Ryu fills a newly created role, and will work alongside M&G’s real estate fund and asset management teams to lead the firms deal sourcing capabilities in South Korea. Ryu will be based in Seoul, where he will be responsible for the management of the firm’s local office. He will work most closely with associate director Sanghyuk Lee, and reports directly to Scott Girard, M&G Real Estate Asia chief executive.
Ryu joins M&G from Hyundai Securities, where he was a director and managed the project financing, loan structuring and acquisition of real estate assets. With over 18 years of real estate and banking experience in Korea under his belt, Ryu has also worked for Korea Development Bank, Korean REIT Koramco and regional fund manager Ascendas.
“Hyesik's appointment is an important part of our strategic development plan,” Girard said in the statement. “Korea is a key market for us… and we want to build on this, diversifying our portfolio of real estate assets in Asia so that we continue to deliver investment performance for the growing number of institutional investors allocating to core Asian real estate.”

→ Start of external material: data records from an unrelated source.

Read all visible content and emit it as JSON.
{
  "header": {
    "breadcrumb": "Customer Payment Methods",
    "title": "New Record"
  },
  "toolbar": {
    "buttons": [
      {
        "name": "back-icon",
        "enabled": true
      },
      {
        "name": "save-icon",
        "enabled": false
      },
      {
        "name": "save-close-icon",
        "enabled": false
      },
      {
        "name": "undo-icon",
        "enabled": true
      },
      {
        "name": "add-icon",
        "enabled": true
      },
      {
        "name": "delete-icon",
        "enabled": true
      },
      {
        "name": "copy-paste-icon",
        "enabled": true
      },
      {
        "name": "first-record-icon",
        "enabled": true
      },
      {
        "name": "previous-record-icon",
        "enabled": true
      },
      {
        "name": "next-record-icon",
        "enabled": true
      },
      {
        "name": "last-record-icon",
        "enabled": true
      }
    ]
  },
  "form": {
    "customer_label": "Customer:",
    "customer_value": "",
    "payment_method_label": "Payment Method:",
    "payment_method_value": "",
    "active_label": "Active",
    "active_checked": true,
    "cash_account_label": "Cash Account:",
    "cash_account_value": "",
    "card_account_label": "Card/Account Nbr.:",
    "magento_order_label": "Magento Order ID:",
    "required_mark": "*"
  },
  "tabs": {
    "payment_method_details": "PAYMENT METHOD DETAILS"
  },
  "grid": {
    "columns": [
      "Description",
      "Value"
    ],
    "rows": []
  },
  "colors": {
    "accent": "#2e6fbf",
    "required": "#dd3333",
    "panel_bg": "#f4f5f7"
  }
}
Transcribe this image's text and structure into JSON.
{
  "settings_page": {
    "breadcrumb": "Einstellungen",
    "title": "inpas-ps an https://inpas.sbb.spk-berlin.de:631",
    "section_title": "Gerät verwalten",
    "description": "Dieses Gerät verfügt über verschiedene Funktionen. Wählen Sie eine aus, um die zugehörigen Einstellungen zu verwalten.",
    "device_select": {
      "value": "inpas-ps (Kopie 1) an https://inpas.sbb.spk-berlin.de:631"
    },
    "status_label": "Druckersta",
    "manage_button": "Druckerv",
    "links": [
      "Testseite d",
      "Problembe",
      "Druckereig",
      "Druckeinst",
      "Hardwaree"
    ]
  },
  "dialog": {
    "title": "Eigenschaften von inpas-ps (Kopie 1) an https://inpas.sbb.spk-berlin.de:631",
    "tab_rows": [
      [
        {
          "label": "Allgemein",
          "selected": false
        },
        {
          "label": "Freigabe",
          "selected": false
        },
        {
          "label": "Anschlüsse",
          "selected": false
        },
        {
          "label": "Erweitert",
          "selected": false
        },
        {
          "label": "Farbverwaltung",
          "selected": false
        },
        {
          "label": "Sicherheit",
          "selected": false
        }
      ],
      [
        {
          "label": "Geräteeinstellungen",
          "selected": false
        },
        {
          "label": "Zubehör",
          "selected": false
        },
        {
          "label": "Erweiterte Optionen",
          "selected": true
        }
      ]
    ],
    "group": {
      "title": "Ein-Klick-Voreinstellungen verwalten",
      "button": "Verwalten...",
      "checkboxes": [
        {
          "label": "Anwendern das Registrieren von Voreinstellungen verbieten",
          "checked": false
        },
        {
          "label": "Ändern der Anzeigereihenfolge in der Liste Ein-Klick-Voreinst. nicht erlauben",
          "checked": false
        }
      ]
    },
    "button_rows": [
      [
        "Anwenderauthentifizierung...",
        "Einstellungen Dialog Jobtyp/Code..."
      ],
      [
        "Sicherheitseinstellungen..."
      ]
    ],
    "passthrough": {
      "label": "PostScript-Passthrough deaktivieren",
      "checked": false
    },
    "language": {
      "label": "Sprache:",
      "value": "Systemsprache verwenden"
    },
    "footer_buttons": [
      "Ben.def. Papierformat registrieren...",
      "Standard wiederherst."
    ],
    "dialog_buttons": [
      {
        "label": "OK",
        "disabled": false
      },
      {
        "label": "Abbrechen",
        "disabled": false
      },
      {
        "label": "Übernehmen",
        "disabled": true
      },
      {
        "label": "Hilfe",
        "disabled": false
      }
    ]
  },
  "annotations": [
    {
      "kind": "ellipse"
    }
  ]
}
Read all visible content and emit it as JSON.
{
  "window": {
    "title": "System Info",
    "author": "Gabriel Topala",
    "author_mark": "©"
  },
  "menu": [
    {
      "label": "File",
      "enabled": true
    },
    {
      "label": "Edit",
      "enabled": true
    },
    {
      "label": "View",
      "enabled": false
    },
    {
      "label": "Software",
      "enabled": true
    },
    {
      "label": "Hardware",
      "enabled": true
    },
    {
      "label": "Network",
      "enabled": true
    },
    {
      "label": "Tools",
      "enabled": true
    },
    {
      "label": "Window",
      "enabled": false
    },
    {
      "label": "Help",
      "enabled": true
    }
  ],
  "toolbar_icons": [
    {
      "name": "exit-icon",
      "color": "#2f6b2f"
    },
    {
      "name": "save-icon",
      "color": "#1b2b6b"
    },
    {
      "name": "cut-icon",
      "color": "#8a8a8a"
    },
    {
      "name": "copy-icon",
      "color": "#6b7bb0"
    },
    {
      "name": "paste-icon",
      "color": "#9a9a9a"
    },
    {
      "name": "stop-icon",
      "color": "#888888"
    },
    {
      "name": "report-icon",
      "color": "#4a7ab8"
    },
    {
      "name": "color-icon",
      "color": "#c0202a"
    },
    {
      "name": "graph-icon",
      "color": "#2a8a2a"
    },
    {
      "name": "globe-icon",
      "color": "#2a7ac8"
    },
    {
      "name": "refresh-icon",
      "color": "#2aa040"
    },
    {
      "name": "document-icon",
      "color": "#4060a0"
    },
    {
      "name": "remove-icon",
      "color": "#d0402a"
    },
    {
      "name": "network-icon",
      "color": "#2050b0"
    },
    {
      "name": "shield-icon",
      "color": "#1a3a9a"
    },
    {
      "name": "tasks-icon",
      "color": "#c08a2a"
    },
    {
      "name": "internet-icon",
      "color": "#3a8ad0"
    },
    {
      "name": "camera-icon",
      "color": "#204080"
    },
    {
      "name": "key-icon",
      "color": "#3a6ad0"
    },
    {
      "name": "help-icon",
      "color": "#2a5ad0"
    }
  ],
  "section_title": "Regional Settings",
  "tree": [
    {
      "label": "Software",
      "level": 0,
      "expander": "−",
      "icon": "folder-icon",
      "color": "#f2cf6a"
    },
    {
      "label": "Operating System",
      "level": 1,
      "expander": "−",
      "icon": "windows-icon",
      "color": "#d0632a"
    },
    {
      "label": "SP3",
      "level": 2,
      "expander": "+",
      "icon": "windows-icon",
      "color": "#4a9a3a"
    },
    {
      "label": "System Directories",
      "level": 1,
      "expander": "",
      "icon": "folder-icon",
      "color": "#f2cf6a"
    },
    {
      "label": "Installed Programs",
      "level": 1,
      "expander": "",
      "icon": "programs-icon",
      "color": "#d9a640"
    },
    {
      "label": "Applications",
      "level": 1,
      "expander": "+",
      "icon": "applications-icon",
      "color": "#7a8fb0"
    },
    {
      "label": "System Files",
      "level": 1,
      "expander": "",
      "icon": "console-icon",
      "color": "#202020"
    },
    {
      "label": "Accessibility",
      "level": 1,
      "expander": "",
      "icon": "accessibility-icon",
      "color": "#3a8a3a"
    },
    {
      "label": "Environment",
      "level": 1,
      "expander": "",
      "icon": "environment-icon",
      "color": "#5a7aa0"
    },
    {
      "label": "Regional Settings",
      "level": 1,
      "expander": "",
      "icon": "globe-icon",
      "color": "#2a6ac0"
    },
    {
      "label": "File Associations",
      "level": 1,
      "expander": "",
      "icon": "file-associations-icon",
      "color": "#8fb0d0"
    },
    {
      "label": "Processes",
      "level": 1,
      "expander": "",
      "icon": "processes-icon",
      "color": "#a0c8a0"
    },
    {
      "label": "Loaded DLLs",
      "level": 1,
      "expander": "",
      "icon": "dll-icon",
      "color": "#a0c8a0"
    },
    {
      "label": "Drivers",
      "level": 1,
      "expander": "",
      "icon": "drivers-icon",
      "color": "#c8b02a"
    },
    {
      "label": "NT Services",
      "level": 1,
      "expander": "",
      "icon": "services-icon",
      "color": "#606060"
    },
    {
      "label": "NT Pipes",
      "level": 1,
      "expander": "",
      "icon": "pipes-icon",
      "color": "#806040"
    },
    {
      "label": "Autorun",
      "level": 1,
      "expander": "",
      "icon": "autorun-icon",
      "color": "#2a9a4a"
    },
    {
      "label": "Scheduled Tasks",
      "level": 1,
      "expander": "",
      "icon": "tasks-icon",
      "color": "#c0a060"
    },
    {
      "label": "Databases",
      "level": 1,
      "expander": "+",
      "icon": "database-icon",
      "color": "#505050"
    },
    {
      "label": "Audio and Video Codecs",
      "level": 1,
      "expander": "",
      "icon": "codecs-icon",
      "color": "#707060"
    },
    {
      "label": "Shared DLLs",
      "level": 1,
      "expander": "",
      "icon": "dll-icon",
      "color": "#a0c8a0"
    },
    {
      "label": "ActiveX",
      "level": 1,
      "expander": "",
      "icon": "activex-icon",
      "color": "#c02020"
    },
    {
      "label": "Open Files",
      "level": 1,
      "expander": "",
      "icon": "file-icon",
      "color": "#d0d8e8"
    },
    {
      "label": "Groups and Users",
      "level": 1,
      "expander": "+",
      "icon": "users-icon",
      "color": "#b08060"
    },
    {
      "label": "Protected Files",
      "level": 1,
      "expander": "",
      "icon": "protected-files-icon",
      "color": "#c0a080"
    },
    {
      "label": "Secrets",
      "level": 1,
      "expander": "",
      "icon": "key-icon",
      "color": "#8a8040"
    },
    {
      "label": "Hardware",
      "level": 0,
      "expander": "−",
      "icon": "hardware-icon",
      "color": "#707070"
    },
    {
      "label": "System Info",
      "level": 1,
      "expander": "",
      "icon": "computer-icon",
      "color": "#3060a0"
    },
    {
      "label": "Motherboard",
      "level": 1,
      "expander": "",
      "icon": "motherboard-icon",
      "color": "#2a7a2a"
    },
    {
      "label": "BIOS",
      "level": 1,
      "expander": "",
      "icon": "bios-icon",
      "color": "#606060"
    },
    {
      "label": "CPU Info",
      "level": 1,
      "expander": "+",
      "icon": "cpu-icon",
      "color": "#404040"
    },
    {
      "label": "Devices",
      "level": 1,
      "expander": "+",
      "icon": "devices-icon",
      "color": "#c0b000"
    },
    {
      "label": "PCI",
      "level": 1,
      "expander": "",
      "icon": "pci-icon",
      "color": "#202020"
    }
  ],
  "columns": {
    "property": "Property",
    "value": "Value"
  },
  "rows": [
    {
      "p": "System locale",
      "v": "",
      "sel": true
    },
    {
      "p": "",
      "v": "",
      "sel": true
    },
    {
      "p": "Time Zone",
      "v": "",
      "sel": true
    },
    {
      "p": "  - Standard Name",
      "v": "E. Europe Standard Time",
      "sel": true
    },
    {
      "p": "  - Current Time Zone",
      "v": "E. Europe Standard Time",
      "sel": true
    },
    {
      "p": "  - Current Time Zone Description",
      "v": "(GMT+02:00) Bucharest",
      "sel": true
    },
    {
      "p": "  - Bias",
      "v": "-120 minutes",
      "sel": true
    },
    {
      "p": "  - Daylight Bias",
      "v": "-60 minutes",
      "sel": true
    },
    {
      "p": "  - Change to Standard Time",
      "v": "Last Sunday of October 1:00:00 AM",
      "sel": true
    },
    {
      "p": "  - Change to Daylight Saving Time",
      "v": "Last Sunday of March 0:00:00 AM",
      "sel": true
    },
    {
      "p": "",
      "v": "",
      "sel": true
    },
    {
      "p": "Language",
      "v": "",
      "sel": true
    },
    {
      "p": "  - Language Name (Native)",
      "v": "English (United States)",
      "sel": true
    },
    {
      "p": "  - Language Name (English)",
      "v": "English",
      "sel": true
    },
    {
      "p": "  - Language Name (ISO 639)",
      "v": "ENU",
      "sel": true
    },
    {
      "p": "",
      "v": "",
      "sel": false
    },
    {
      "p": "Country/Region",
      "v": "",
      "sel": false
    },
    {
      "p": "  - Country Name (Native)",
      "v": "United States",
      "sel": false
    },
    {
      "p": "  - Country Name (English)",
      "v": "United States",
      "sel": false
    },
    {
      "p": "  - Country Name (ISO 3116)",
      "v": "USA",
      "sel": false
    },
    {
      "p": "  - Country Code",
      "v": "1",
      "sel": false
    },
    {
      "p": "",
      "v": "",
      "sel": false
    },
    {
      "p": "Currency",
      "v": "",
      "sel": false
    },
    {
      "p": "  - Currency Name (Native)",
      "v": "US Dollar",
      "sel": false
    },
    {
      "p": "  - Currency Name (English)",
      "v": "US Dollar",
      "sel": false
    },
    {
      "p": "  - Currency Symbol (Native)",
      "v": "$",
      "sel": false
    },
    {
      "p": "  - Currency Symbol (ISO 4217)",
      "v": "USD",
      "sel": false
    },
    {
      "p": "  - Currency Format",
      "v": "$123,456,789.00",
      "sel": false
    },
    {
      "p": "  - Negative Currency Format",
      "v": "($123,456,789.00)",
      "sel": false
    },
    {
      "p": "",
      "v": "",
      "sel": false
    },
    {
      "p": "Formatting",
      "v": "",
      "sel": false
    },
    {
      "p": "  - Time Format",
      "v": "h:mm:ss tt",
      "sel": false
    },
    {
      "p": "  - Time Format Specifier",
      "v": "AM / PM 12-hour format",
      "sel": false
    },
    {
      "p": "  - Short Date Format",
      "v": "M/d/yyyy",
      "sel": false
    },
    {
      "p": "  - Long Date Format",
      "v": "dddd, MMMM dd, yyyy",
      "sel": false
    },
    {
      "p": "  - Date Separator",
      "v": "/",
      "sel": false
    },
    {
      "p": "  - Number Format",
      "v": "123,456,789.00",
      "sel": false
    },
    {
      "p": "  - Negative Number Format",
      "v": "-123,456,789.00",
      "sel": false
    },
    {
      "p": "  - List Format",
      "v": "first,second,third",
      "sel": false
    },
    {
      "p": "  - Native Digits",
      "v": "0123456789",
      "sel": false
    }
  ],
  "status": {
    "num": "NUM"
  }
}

M&G’s strategy in Asia is focused on core real estate, particularly in the commercial sectors of industrial, office and retail. It is aimed at institutional investors that want a low-risk and income-focused real estate strategy with the returns of core real estate in Asia’s mature markets. M&G’s current Asia portfolio includes seven assets across Hong Kong, Singapore, Korea and Australia, totaling $1.75 billion. M&G has two offices in Korea.
With over £17 billion (€20.5 billion; $27.9 billion) invested worldwide, M&G Real Estate was formerly known as PRUPIM, but rebranded to have the same name as its parent company earlier this year. In September, the firm also saw $112 million of capital in its Asia core fund change investor hands.